In many of these cases, attacks continue because senior BJP leadership, including the prime minister, fail to speak up forcefully and timely, to stop them. In some cases, when the prime minister has spoken out against communal violence, for instance to end the stigmatization of Muslims around the pandemic, the attacks abated.
Crackdown on Civil Society for Raising these Issues
The Indian authorities are increasingly targeting human rights activists, journalists, peaceful protesters, academics, and other critics who work to protect the rights of vulnerable communities. They use sedition, counterterrorism and national security laws, and also foreign funding regulations and allegations of financial irregularities to target them.
The Indian government has arrested 15 prominent human rights activists, academics and poets working on the rights of India’s most marginalized communities under the UAPA accusing them of inciting violence that occurred during a Dalit meeting in Bhima Koregaon in Maharashtra state in January 2018.

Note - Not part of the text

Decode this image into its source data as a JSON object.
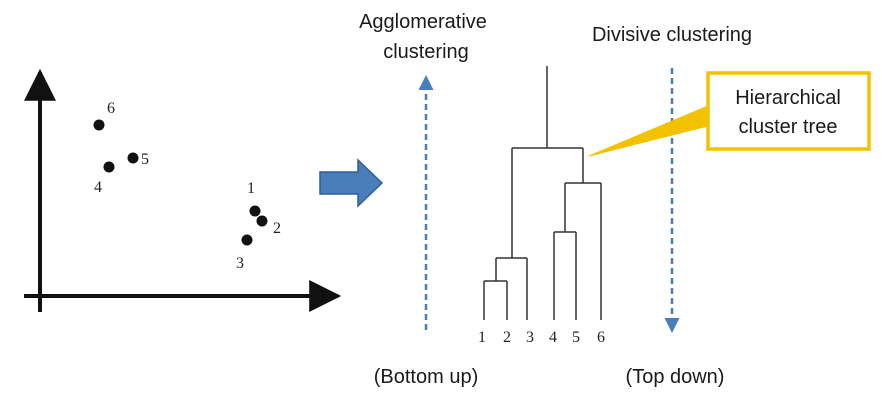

In the case of Delhi violence, the Delhi police have accused protest organizers and activists of sedition, murder, attempted murder, promotion of religious enmity, and damage to public property, among other alleged offenses. All those charged have been critical of the BJP government and the citizenship law.
The US Congress should raise concerns over the increasing attacks on religious minorities and call upon the Indian government to fully prosecute those responsible, including government supporters and party leaders. Members of the US Congress should also speak out privately and publicly against hate speech by government officials and urge Indian authorities to investigate and appropriately prosecute incitement to violence, including by BJP leaders.
The US Congress should urge India to implement long-pending police reforms without delay to ensure the police are free from political influence and are able to take effective action during communal violence and carry out fair investigations to prosecute perpetrators.
Members of Congress should urge the Indian government to discard plans for a nationwide National Register of Citizens and to ensure that amendment to citizenship laws does not discriminate on grounds prohibited under international law. They should also call on the Indian government to repeal or amend other laws that discriminate against minorities or unfairly target nongovernmental organizations.
Members of Congress should call on the Indian government to immediately drop the charges and release human rights defenders, journalists, and others arbitrarily detained on politically motivated charges.